Feature Learning and Generalization in Deep Networks with Orthogonal Weights

Abstract: Fully-connected deep neural networks with weights initialized from independent Gaussian distributions can be tuned to criticality, which prevents the exponential growth or decay of signals propagating through the network. However, such networks still exhibit fluctuations that grow linearly with the depth of the network, which may impair the training of networks with width comparable to depth. We show analytically that rectangular networks with tanh activations and weights initialized from the ensemble of orthogonal matrices have corresponding preactivation fluctuations which are independent of depth, to leading order in inverse width. Moreover, we demonstrate numerically that, at initialization, all correlators involving the neural tangent kernel (NTK) and its descendants at leading order in inverse width -- which govern the evolution of observables during training -- saturate at a depth of $\sim 20$, rather than growing without bound as in the case of Gaussian initializations.

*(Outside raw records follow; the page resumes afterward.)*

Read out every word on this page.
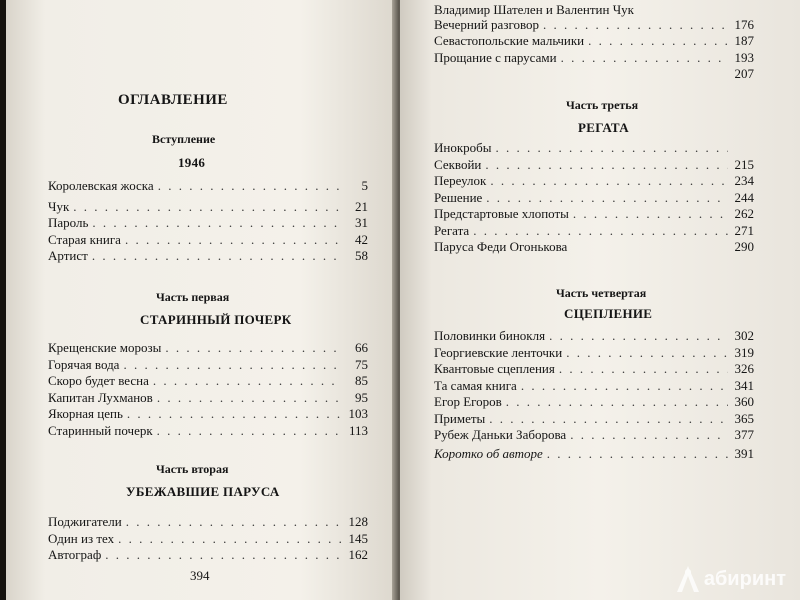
ОГЛАВЛЕНИЕ
Вступление
1946
Королевская жоска . . .	5
Чук . . .	21
Пароль . . .	31
Старая книга . . .	42
Артист . . .	58
Часть первая
СТАРИННЫЙ ПОЧЕРК
Крещенские морозы . . .	66
Горячая вода . . .	75
Скоро будет весна . . .	85
Капитан Лухманов . . .	95
Якорная цепь . . .	103
Старинный почерк . . .	113
Часть вторая
УБЕЖАВШИЕ ПАРУСА
Поджигатели . . .	128
Один из тех . . .	145
Автограф . . .	162
394
Владимир Шателен и Валентин Чук
Вечерний разговор . . .	176
Севастопольские мальчики . . .	187
Прощание с парусами . . .	193
207
Часть третья
РЕГАТА
Инокробы
. . .
Секвойи . . .	215
Переулок . . .	234
Решение . . .	244
Предстартовые хлопоты . . .	262
Регата . . .	271
Паруса Феди Огонькова	290
Часть четвертая
СЦЕПЛЕНИЕ
Половинки бинокля . . .	302
Георгиевские ленточки . . .	319
Квантовые сцепления . . .	326
Та самая книга . . .	341
Егор Егоров . . .	360
Приметы . . .	365
Рубеж Даньки Заборова . . .	377
Коротко об авторе . . .	391
абиринт
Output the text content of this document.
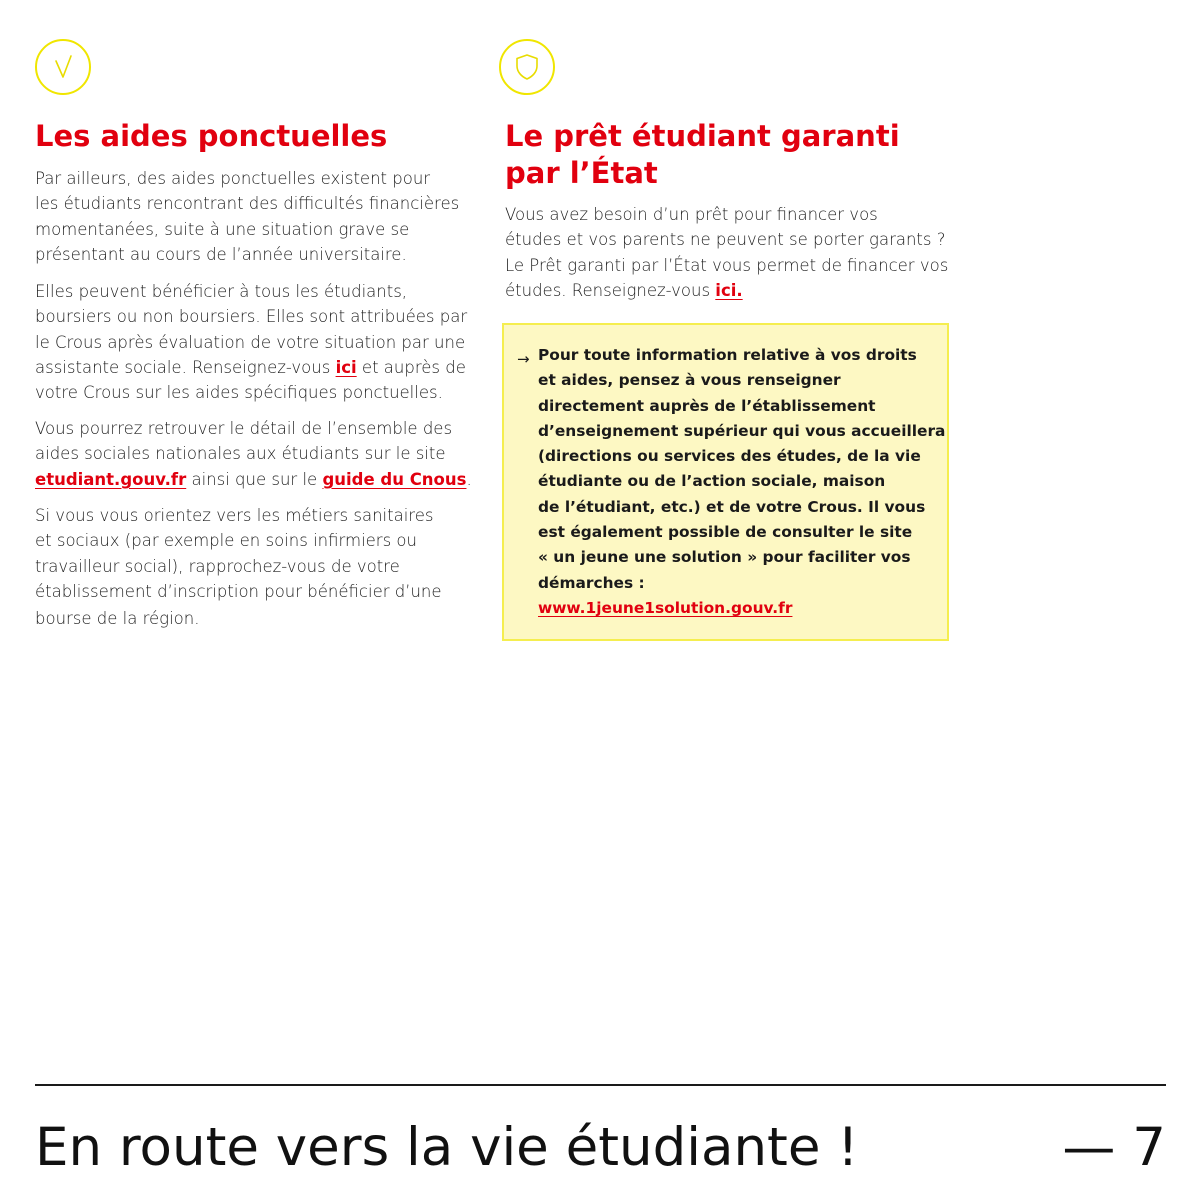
Les aides ponctuelles
Par ailleurs, des aides ponctuelles existent pour
les étudiants rencontrant des difficultés financières
momentanées, suite à une situation grave se
présentant au cours de l’année universitaire.
Elles peuvent bénéficier à tous les étudiants,
boursiers ou non boursiers. Elles sont attribuées par
le Crous après évaluation de votre situation par une
assistante sociale. Renseignez-vous ici et auprès de
votre Crous sur les aides spécifiques ponctuelles.
Vous pourrez retrouver le détail de l’ensemble des
aides sociales nationales aux étudiants sur le site
etudiant.gouv.fr ainsi que sur le guide du Cnous.
Si vous vous orientez vers les métiers sanitaires
et sociaux (par exemple en soins infirmiers ou
travailleur social), rapprochez-vous de votre
établissement d’inscription pour bénéficier d’une
bourse de la région.
Le prêt étudiant garanti
par l’État
Vous avez besoin d’un prêt pour financer vos
études et vos parents ne peuvent se porter garants ?
Le Prêt garanti par l’État vous permet de financer vos
études. Renseignez-vous ici.
→ Pour toute information relative à vos droits
et aides, pensez à vous renseigner
directement auprès de l’établissement
d’enseignement supérieur qui vous accueillera
(directions ou services des études, de la vie
étudiante ou de l’action sociale, maison
de l’étudiant, etc.) et de votre Crous. Il vous
est également possible de consulter le site
« un jeune une solution » pour faciliter vos
démarches :
www.1jeune1solution.gouv.fr

En route vers la vie étudiante !	— 7
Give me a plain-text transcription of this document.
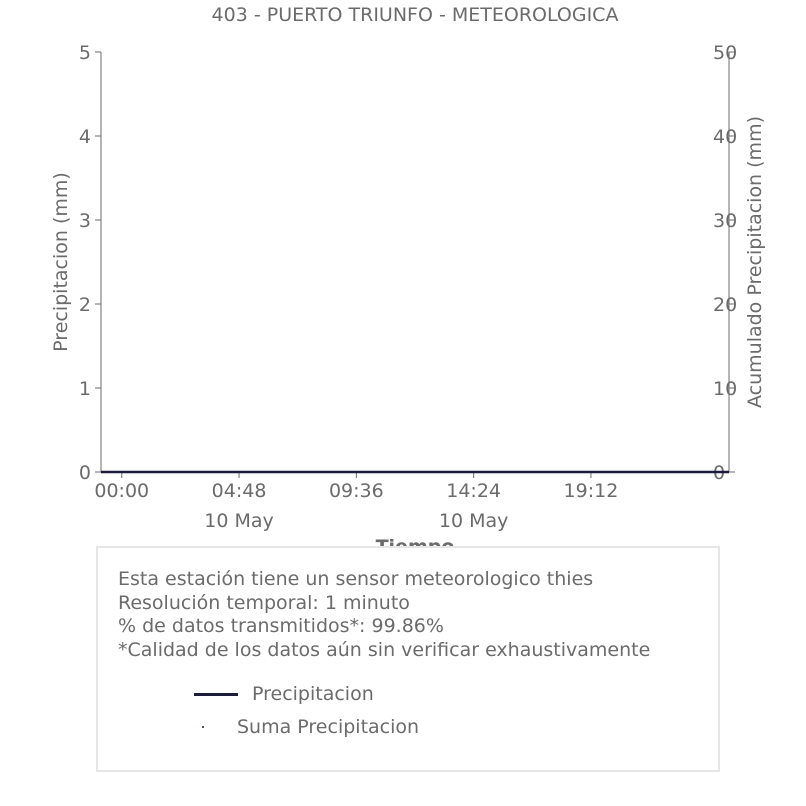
403 - PUERTO TRIUNFO - METEOROLOGICA
0
1
2
3
4
5
0
10
20
30
40
50
00:00	04:48
10 May
09:36	14:24
10 May
19:12
Precipitacion (mm)	Acumulado Precipitacion (mm)
Esta estación tiene un sensor meteorologico thies
Resolución temporal: 1 minuto
% de datos transmitidos*: 99.86%
*Calidad de los datos aún sin verificar exhaustivamente
Precipitacion
Suma Precipitacion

We speculate that this structure preserves finite-width feature learning while reducing overall noise, thus improving both generalization and training speed in deep networks with depth comparable to width. We provide some experimental justification by relating empirical measurements of the NTK to the superior performance of deep nonlinear orthogonal networks trained under full-batch gradient descent on the MNIST and CIFAR-10 classification tasks.